‘Good karma’ branding set to make headway

British Gas tapped into a rich vein by choosing a goldfish icon for its credit card. As any sharp marketer will tell you, after so many egocentric years, we’re emerging into an age of sensitivity, and spirituality is a part of that. The conference platforms are groaning with folk turning us on to youth culture and all that that means for the dawning of a new age – viz MTV’s Worm 2 conference last week – and, as predicted by commercial soothsayers, interest in ancient self-realisation philosophies is at a high.

What better symbol therefore than the goldfish with its oriental connotations of peace and harmony, even if it is for a plastic discount card?

What a pity, however, that Wolff Olins didn’t employ sensitivity in its trawl for ideas. The fact that research shows the Goldfish identity doesn’t clash with any of the competition doesn’t make the result squeaky clean. To have so blatantly angled for an icon used elsewhere by one of the consultancy’s founders and to have replicated Michael Wolff’s identity for Addison so literally is at best unimaginative. Using a shark might at least have shown a bit of wit and would have been a darned sight more ethical.

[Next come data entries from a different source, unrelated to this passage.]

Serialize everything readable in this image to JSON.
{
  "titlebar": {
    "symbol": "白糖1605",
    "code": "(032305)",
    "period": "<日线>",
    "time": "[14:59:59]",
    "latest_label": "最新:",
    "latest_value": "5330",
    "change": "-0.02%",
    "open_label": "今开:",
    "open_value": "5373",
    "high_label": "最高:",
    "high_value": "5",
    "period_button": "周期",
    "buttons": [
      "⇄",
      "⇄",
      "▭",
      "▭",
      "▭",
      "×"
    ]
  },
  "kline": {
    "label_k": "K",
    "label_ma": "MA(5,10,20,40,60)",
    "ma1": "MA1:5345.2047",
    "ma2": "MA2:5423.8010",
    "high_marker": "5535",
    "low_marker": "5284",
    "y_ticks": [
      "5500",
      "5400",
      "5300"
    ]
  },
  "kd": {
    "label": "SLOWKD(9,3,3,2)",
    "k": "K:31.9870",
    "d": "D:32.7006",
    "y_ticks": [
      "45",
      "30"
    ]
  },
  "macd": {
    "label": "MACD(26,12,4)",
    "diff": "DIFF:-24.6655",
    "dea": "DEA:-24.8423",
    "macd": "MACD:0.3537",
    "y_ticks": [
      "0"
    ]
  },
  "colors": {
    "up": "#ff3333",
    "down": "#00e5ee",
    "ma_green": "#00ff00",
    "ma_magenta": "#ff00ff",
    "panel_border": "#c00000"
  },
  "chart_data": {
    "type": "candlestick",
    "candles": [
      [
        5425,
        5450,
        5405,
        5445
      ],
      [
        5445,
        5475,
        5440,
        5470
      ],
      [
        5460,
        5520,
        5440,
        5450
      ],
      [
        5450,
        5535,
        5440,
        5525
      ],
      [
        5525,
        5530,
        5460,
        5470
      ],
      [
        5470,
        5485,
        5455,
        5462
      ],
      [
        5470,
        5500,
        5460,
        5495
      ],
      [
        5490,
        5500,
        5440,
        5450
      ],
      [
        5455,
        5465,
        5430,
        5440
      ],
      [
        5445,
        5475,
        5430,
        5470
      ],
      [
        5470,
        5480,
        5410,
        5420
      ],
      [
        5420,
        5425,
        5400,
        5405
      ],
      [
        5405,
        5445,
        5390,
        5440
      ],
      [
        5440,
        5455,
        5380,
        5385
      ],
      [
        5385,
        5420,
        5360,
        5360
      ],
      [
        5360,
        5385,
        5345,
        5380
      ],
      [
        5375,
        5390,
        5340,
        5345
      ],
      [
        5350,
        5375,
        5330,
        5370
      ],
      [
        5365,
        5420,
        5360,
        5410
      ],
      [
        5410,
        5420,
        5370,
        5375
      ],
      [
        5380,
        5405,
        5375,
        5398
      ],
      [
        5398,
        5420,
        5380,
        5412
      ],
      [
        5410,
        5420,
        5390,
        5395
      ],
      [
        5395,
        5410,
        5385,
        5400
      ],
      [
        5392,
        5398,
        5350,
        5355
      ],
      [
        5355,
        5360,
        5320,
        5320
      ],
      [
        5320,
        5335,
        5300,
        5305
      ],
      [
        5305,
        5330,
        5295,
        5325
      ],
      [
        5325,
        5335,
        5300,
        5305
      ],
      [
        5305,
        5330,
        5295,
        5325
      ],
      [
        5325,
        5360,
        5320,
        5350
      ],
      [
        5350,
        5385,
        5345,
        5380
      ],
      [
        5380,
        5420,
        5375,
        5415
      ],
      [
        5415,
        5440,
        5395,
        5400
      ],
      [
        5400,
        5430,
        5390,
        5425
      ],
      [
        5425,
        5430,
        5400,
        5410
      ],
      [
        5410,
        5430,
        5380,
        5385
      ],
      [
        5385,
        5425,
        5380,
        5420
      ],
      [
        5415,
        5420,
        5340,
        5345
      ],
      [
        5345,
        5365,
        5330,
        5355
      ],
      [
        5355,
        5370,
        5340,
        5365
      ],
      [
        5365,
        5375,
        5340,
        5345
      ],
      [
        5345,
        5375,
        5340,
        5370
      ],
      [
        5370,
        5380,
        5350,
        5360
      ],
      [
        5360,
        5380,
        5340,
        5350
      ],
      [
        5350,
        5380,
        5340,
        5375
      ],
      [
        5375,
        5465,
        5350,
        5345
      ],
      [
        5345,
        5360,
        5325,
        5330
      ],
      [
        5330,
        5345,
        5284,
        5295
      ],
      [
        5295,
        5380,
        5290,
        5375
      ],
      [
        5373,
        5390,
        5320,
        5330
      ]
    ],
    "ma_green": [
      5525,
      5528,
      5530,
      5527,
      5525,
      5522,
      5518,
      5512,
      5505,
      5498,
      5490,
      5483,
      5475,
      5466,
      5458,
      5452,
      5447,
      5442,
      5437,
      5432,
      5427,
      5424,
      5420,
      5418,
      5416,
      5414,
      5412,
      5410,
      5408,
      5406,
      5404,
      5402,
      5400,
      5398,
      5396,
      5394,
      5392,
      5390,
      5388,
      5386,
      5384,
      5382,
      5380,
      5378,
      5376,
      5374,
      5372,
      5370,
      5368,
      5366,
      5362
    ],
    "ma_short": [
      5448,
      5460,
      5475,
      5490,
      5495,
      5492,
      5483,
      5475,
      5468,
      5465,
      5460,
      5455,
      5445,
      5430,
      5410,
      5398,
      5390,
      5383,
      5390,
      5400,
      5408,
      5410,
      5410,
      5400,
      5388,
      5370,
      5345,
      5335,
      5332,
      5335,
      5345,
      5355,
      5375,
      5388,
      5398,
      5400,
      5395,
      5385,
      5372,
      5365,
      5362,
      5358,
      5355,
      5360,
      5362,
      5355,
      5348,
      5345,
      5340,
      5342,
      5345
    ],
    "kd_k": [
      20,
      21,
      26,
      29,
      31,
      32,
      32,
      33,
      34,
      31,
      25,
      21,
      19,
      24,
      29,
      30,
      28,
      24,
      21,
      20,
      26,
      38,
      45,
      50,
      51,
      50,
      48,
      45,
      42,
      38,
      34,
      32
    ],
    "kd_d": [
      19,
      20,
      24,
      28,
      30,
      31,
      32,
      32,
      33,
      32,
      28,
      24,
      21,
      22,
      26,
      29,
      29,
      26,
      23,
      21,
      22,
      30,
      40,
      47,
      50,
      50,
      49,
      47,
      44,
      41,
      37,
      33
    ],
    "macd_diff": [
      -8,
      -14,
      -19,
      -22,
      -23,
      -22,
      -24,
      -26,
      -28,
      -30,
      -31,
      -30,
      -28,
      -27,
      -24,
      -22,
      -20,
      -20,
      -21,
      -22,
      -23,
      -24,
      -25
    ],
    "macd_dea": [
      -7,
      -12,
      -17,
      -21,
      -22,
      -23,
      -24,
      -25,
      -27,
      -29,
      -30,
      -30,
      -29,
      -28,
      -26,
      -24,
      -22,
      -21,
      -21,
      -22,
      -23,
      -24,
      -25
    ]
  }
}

We can expect more of this as the marketers set to work packaging anything with commercial potential. We already have Britain the brand, needing desperately to reposition itself, we’re told, if it is to entertain any hope of becoming a market leader. Our politicians seem keen to swap integrity for image. And even that great cultural icon, film-maker Sir David Puttnam, seemed comfortable bracketing branding with culture last week when he spoke to a design audience – a stance that indicates his Sixties ad agency experience hasn’t left him.

But can the stuff of life be as easily branded as a credit card – and can we really expect a wholesome marque to create a feelgood factor around what might be an otherwise dubious product? Let’s hope not, but it’ll be interesting to see where the Bovis hummingbird’s off-spring lands.